At Children's, Kate is in the care of oncologists, a urologist, a psychologist, a neurologist, a neurosurgeon, an ophthalmologist and an endocrinologist. She went through chemotherapy when she was in kindergarten and first grade. She's now in fourth grade; her prospects are good, but her battles are not over.

The Murphys' insurance company, CareFirst BlueCross BlueShield, has to date paid $768,000 for Kate's care at Children's. Come the end of this month, because Children's and CareFirst are playing a very public game of chicken, Kate Murphy's care at Children's will likely end.

"We're being put out, left in the cold," says Paula Murphy, who teaches retarded and autistic children in the Howard County schools. "Her doctors want to keep caring for her, but Children's business office says we're no longer welcome."

Children's announced last month that starting Jan. 1, it will no longer accept patients from the area's largest insurer, CareFirst, which covers 3.2 million people in this region. CareFirst customers could still go to Children's, but only by paying exorbitant out-of-network rates.

Children's says CareFirst is uniquely stingy in its reimbursements, paying far less than the cost of care. CareFirst says it pays Children's as much as it pays any other hospital and calls the facility's claims unreasonably high. Children's agrees that it costs more to care for children than for adults; children need more supervision.

Children's has launched a huge PR offensive to show that this is no little contract dispute. It's a major battle in the war over health care and who's going to pay for it.

The Murphys and other families tend to blame Children's, because after all, it's the hospital that cut them off. Paula Murphy's supreme concern is that her child will be barred from seeing the doctors she knows, the pros who've plotted her care for years.

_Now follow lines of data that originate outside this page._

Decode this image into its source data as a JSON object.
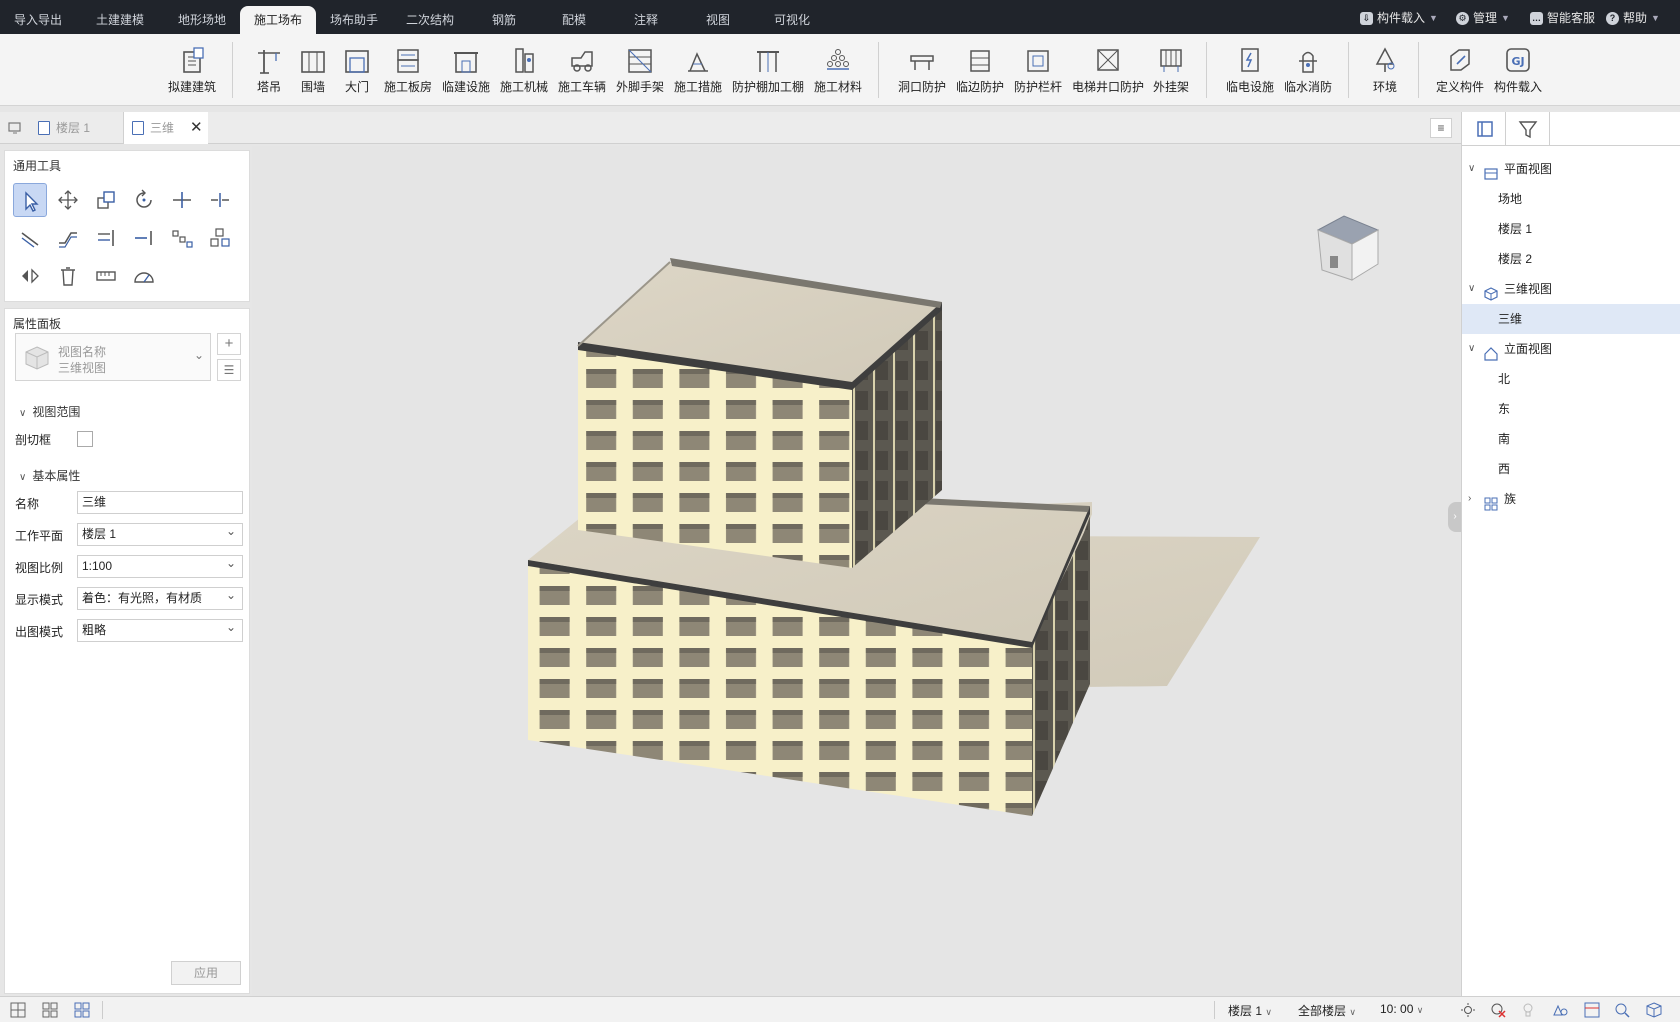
{
  "menu_tabs": [
    "导入导出",
    "土建建模",
    "地形场地",
    "施工场布",
    "场布助手",
    "二次结构",
    "钢筋",
    "配模",
    "注释",
    "视图",
    "可视化"
  ],
  "active_menu_tab": "施工场布",
  "top_right": {
    "load": "构件载入",
    "manage": "管理",
    "service": "智能客服",
    "help": "帮助"
  },
  "ribbon": {
    "group1": [
      "拟建建筑"
    ],
    "group2": [
      "塔吊",
      "围墙",
      "大门",
      "施工板房",
      "临建设施",
      "施工机械",
      "施工车辆",
      "外脚手架",
      "施工措施",
      "防护棚加工棚",
      "施工材料"
    ],
    "group3": [
      "洞口防护",
      "临边防护",
      "防护栏杆",
      "电梯井口防护",
      "外挂架"
    ],
    "group4": [
      "临电设施",
      "临水消防"
    ],
    "group5": [
      "环境"
    ],
    "group6": [
      "定义构件",
      "构件载入"
    ]
  },
  "doc_tabs": [
    {
      "label": "楼层 1",
      "active": false
    },
    {
      "label": "三维",
      "active": true
    }
  ],
  "tools_panel": {
    "title": "通用工具"
  },
  "properties": {
    "title": "属性面板",
    "view_name_label": "视图名称",
    "view_name_value": "三维视图",
    "section_view_range": "视图范围",
    "section_cut_box": "剖切框",
    "section_basic": "基本属性",
    "fields": [
      {
        "label": "名称",
        "value": "三维",
        "dropdown": false
      },
      {
        "label": "工作平面",
        "value": "楼层 1",
        "dropdown": true
      },
      {
        "label": "视图比例",
        "value": "1:100",
        "dropdown": true
      },
      {
        "label": "显示模式",
        "value": "着色：有光照，有材质",
        "dropdown": true
      },
      {
        "label": "出图模式",
        "value": "粗略",
        "dropdown": true
      }
    ],
    "apply": "应用"
  },
  "tree": {
    "plan_views": "平面视图",
    "plan_items": [
      "场地",
      "楼层 1",
      "楼层 2"
    ],
    "3d_views": "三维视图",
    "3d_items": [
      "三维"
    ],
    "elevation_views": "立面视图",
    "elevation_items": [
      "北",
      "东",
      "南",
      "西"
    ],
    "families": "族"
  },
  "status": {
    "floor": "楼层 1",
    "all_floors": "全部楼层",
    "time": "10: 00"
  },
  "colors": {
    "topbar": "#20242b",
    "accent": "#4a6fb5",
    "selection": "#dfe8f6",
    "facade": "#f6efc8",
    "roof": "#d8d2c4"
  }
}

Peter Holbrook, chief medical officer at Children's, seems pained by the prospects for the 5,000 long-term CareFirst patients like Kate. "These parents entered into the relationship with Children's with the expectation that we would always be there," he says. "We should make an exception for every one of these families." Holbrook hopes to win that concession from CareFirst at a meeting today.

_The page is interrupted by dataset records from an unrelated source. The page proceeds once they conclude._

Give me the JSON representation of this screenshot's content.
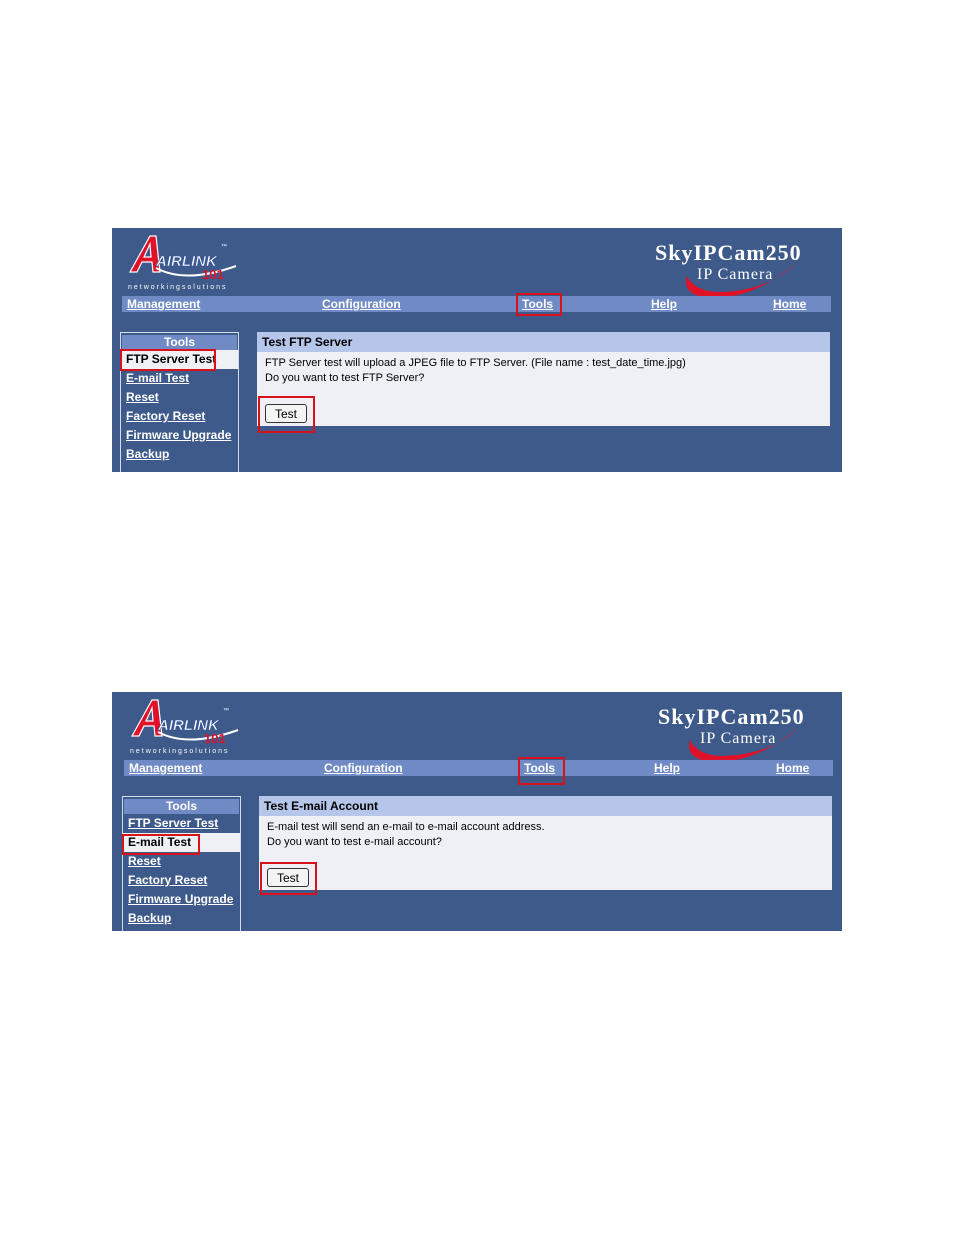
{
  "brand": {
    "logo_text": "AIRLINK",
    "logo_number": "101",
    "logo_tagline": "networkingsolutions",
    "product_title": "SkyIPCam250",
    "product_subtitle": "IP Camera"
  },
  "nav": {
    "management": "Management",
    "configuration": "Configuration",
    "tools": "Tools",
    "help": "Help",
    "home": "Home"
  },
  "sidebar": {
    "header": "Tools",
    "items": [
      "FTP Server Test",
      "E-mail Test",
      "Reset",
      "Factory Reset",
      "Firmware Upgrade",
      "Backup"
    ]
  },
  "screens": [
    {
      "panel_title": "Test FTP Server",
      "line1": "FTP Server test will upload a JPEG file to FTP Server. (File name : test_date_time.jpg)",
      "line2": "Do you want to test FTP Server?",
      "button": "Test"
    },
    {
      "panel_title": "Test E-mail Account",
      "line1": "E-mail test will send an e-mail to e-mail account address.",
      "line2": "Do you want to test e-mail account?",
      "button": "Test"
    }
  ],
  "colors": {
    "page_bg": "#3e5a8a",
    "navbar": "#6f8ac4",
    "panel_header": "#b5c6ea",
    "highlight_box": "#d8121b",
    "logo_red": "#e0122a"
  }
}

He shouldn't hold his breath. Dan Winn, senior medical director of CareFirst, says he'll look at each case individually but sees no reason why anyone should expect his company to continue full coverage at Children's. CareFirst says it will find specialists at other hospitals who can take over for Children's. "You never say never, but I haven't found anything yet that can't be done in another hospital in the Washington area -- and can't be done as well," Winn says.

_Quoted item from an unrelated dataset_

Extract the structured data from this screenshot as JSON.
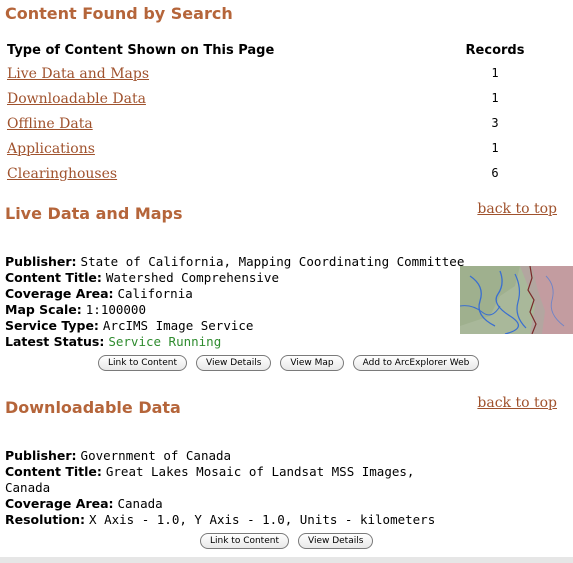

Any parent whose child has had a serious ailment knows that is poppycock. In many specialties, the doctors at Children's are foremost in their fields; often, they're the only doctors in the region with experience handling certain procedures.

Winn portrays this as a matter of irrational parents. "Some of the parents are going to have emotional attachments, and we understand that," he says. When I ask whether patients benefit from long-term relationships with doctors, Winn first says, "That's something that can't be measured," then concedes, "There is some benefit." There certainly is.

If CareFirst lives up to the health insurance industry's well-earned image of uncaring greed, Children's may absorb the cost of care for some long-term patients. "We're obligated morally to make sure these patients are not going to receive lower quality care," Holbrook says. "If CareFirst is unwilling to accept that, we'll have to figure out what we can do."

Children's says it lost $9 million on CareFirst patients last year, using charity dollars to cover those costs. Meanwhile, CareFirst lobbies to become a for-profit company, thereby enriching its executives.

There is no white knight here; Children's must account for its own eye-popping executive salaries. Still, Children's is right to demand that insurers pay hospitals' reasonable costs, rather than simply gaming the system for ever-higher profits.